Mum asks "should we burn the house down?" as spiders infest daughter's bedroom

A mum joked about moving out after finding a horrific spider infestation in her daughter's bedroom.

Claudia Domrose made the stomach-churning discovery in her daughter’s room in Sydney, Australia.

Footage the mum took shows around 50 spiders spitting up in the top corner of the room.

In UK spider terms, each one of the baby arachnids is as big or bigger than the largest eight-legged specimen found on our shores.

To make matters worse, Claudia pans across the room to the other corner to reveal an even larger mass of insects.

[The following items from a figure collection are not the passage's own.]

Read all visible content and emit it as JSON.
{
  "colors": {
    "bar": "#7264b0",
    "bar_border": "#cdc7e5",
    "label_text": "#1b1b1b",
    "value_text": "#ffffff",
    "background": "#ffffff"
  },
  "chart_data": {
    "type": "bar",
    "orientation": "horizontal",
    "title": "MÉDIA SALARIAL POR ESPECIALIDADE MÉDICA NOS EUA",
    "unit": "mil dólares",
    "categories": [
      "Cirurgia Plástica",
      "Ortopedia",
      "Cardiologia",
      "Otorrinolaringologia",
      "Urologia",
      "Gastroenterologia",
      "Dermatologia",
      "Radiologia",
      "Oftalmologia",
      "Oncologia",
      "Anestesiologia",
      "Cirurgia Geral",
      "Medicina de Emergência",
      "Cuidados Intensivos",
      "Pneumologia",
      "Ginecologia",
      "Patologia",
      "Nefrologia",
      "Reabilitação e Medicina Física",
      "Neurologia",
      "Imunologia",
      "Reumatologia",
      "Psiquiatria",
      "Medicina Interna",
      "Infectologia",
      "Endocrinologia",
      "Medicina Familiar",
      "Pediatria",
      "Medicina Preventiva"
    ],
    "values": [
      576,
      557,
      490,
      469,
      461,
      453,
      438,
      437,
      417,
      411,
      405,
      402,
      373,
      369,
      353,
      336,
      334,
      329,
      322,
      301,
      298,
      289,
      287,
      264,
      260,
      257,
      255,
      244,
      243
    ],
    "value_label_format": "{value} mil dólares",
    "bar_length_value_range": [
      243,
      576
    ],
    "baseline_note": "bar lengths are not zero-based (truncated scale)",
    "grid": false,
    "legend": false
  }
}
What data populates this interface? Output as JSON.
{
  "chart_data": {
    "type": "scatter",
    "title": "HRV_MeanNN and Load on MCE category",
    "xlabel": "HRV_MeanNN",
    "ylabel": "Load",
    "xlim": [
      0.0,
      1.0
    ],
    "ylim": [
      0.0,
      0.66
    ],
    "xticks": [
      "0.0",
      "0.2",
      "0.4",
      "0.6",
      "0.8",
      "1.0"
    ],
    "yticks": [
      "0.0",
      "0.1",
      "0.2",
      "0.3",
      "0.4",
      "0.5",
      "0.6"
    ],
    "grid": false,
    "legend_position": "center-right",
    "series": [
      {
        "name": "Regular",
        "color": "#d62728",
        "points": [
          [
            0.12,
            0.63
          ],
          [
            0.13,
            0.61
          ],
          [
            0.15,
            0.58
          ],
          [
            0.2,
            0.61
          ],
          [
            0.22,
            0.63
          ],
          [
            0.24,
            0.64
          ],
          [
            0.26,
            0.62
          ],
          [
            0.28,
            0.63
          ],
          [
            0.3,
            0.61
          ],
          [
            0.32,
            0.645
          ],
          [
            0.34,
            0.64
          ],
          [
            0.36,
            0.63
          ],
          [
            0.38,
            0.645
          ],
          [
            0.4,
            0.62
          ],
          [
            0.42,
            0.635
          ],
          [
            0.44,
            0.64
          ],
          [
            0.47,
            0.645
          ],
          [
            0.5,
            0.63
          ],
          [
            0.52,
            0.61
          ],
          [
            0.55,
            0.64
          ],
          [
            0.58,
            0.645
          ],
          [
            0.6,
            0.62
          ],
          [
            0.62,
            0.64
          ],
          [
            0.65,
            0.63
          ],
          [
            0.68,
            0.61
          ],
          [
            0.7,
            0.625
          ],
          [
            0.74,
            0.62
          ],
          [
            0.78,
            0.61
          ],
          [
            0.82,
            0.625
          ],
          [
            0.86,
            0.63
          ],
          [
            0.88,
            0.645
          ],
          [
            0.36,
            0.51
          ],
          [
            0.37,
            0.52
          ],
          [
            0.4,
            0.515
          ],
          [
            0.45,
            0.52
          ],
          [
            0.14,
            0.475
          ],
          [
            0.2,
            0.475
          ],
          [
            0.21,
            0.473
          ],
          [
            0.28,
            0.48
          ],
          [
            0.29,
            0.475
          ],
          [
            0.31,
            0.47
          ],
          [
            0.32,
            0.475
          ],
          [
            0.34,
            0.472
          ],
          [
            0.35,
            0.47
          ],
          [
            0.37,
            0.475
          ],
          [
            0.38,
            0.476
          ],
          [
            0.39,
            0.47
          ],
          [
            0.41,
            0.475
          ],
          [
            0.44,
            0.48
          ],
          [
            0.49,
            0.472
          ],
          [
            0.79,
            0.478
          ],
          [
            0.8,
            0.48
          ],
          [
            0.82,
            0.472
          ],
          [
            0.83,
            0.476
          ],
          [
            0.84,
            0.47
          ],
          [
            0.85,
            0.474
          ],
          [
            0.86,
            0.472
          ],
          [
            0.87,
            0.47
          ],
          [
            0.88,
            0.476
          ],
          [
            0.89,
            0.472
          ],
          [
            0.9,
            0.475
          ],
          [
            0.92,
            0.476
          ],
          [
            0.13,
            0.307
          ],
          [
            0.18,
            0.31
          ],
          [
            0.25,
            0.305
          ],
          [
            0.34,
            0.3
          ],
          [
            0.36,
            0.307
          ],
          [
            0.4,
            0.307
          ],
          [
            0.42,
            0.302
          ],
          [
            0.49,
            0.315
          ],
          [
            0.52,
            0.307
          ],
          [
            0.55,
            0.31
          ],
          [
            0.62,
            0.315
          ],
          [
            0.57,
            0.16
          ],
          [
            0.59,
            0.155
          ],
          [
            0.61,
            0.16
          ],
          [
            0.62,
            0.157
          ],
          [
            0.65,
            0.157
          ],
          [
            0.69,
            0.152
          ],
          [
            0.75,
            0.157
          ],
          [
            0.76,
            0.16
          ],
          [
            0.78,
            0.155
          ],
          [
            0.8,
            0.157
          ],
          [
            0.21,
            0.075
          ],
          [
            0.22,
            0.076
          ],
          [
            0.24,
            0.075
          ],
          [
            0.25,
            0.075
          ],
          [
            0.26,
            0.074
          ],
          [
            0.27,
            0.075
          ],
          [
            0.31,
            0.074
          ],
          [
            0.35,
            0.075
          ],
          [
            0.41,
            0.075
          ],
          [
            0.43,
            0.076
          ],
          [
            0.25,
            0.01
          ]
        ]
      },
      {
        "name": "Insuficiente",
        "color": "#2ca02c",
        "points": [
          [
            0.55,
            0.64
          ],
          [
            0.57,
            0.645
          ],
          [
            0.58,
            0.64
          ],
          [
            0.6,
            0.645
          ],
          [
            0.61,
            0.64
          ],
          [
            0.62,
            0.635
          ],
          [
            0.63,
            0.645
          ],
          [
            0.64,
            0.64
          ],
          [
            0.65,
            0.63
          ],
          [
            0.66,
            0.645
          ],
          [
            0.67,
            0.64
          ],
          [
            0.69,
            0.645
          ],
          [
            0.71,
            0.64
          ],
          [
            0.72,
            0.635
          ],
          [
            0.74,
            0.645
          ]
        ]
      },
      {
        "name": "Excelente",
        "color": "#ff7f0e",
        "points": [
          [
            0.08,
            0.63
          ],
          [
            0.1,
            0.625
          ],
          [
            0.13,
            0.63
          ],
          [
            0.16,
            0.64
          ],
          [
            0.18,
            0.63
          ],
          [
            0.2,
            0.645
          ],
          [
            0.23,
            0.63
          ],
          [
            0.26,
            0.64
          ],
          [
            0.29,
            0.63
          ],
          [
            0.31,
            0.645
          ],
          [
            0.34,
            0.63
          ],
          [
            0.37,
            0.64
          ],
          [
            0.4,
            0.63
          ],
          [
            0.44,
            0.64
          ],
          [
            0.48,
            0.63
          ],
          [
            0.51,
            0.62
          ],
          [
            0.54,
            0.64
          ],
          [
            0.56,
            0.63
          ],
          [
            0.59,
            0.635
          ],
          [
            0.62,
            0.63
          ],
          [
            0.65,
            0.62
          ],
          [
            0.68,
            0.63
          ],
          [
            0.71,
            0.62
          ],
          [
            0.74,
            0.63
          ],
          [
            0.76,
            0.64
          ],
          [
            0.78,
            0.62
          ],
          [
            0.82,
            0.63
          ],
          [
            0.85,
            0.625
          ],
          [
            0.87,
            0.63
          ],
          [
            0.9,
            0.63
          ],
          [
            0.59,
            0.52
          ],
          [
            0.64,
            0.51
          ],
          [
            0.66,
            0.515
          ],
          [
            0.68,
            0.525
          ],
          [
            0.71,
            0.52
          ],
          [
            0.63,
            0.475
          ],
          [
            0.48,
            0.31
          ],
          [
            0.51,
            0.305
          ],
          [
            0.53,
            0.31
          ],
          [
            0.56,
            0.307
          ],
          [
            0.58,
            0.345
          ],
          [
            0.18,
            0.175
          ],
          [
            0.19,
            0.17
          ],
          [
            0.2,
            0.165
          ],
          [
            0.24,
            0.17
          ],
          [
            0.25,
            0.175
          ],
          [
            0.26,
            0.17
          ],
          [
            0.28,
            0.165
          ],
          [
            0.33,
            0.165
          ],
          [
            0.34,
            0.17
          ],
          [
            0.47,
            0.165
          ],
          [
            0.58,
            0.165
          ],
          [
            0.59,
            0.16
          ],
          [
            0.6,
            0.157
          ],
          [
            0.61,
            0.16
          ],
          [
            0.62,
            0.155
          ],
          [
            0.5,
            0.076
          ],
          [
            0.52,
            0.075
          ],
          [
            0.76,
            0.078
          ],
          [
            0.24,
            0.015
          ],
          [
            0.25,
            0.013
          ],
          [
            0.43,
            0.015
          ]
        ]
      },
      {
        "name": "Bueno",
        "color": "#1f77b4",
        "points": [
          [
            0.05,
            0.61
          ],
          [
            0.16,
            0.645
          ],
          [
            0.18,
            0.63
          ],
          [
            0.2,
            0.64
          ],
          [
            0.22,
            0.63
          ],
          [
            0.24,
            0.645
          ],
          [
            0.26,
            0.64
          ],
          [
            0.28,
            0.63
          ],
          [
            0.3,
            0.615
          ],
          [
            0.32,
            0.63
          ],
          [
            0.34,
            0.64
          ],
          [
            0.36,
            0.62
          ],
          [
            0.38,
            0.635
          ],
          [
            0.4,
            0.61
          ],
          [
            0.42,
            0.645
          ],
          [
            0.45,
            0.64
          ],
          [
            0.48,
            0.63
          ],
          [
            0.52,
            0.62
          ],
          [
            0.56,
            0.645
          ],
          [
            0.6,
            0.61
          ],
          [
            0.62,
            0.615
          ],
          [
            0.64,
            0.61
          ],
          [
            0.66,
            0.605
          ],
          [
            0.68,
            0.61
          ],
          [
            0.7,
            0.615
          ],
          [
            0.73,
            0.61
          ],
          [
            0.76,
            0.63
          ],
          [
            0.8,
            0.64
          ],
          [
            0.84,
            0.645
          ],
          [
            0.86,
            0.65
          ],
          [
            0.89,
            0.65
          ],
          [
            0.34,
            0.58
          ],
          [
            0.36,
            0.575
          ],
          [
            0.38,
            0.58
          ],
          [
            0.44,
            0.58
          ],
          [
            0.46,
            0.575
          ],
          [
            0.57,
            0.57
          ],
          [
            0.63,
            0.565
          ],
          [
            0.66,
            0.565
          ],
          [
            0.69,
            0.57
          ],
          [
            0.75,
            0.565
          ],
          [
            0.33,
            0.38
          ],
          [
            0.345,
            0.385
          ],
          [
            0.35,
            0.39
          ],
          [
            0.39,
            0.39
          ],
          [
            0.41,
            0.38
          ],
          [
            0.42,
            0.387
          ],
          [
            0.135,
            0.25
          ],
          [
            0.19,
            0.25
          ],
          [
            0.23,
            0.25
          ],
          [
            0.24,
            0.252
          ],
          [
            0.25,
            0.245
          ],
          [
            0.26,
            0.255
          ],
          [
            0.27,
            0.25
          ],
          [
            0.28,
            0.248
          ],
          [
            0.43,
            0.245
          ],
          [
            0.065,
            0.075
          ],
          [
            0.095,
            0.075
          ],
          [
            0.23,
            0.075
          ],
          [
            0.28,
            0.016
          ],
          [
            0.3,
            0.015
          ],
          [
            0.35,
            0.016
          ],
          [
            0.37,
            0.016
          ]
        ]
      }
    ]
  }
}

They scuttle up and down the magnolia walls, covering a patch about a metre and a half across.

“Are you moving out now? Shall we burn the house down?” the mum joked as she looked on.

Luckily, Claudia seems the right kind of person to be plagued by enormous spider infants, describing them as 'cute'.

The spiders are believed to be baby Huntsman.

Her daughter slept in the bedroom while the infestation was ongoing, albeit away from the bulk of the spiders.

The smaller of the two infestations (Storyful)
The mass of scuttling bugs stretched across the painted wall (Storyful)

The insects are “famed as being the hairy so-called ‘tarantulas’ on house walls that terrify people by scuttling out from behind curtains", according to the Australia Museum.

While they may look terrifying, they aren't too much of a threat to humans.

Those who have been bitten are advised to put ice on the wound.

The species rarely bite, but when they do, it is usually because they're protecting their young.

The large critters are just babies (Storyful)

Fortunately for Claudia and her daughter the critters disappeared long before they reached maturity.

A fully sized huntsman can reach 30cm in legspan

Robert Raven, an arachnologist at the Queensland Museum, said the infestation was likely caused by rain following a heatwave.

“Spiders go looking for milder environments in terms of heat and humidity,” Raven told Australia’s ABC News.

“So inside a house it’s usually good. There’s usually some water around and they’ll gravitate to that.”